Sementara itu, pada tahun ini Desa Genilangit digerojok dana desa sebesar Rp1,187 milliar.

Menurut Kepala Desa Genilangit Pardi, selain untuk pekerjaan peningkatan jalan usaha tani, dana desa juga dialokasikan untuk penyelenggaraan PAUD, TK dan TPA, pengelolaan perpustakaan milik desa, penyelenggaraan pos kesehatan, penyelenggaraan posyandu, dan penyuluhan pelatihan bidang kesehatan.

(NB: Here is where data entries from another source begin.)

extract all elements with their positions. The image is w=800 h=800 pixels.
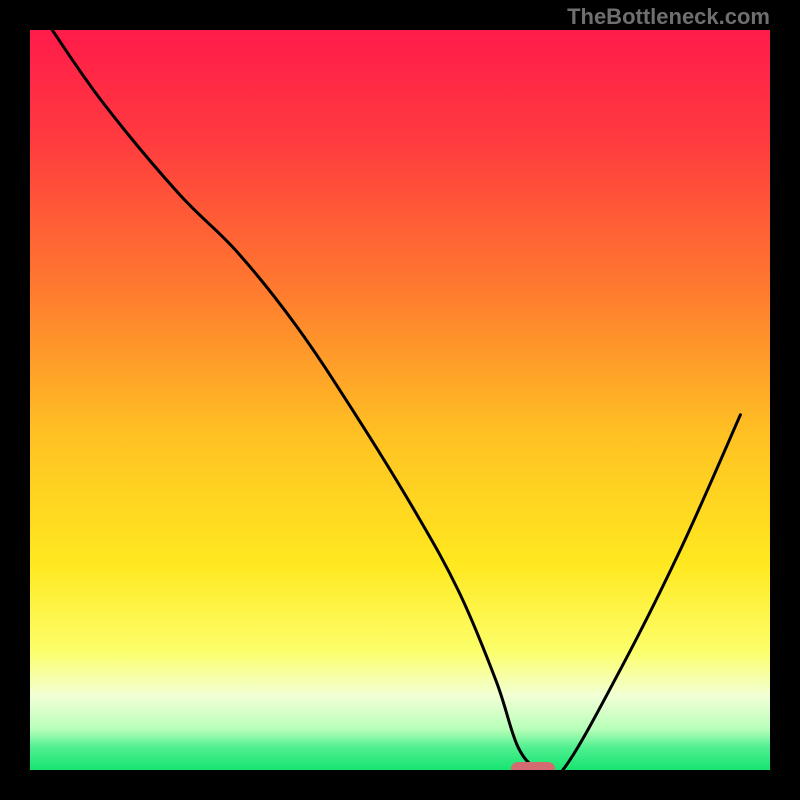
bottleneck-curve <box>52 30 740 770</box>
watermark-text: TheBottleneck.com <box>567 4 770 30</box>
outer-frame: TheBottleneck.com <box>0 0 800 800</box>
plot-area <box>30 30 770 770</box>
curve-layer <box>30 30 770 770</box>
optimal-marker <box>511 762 555 770</box>
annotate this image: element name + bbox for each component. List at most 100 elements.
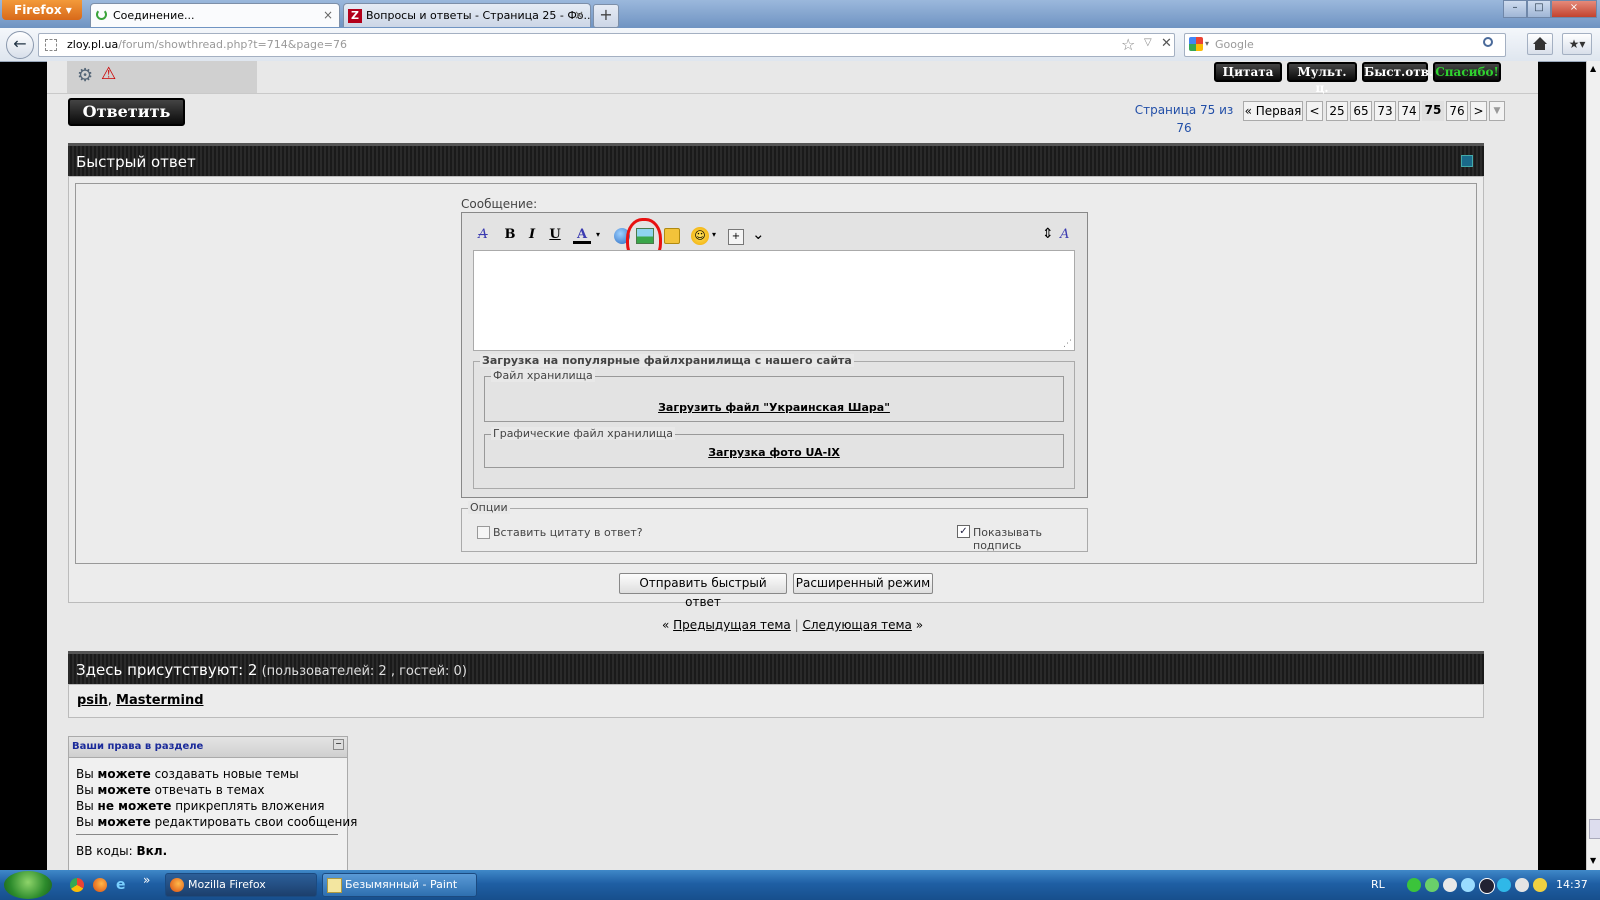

Desa Genilangit berada di dataran tinggi pegunungan Lawu dan berada di perbatasan Jawa Timur dan Jawa Tengah, tepatnya dengan Kabupaten Karanganyar dan Kabupaten Wonogiri.

Ke depan, kata Pardi, akan ditingkatkan potensi desa dengan mengoptimalkan potensi wisata alam selain taman wisata yang sudah ada, serta menyediakan fasilitas penunjang seperti penginapan.

Di sisi lain, secara keseluruhan, nilai total dana desa untuk 207 desa di Kabupaten Magetan nilainya lebih dari Rp171 miliar.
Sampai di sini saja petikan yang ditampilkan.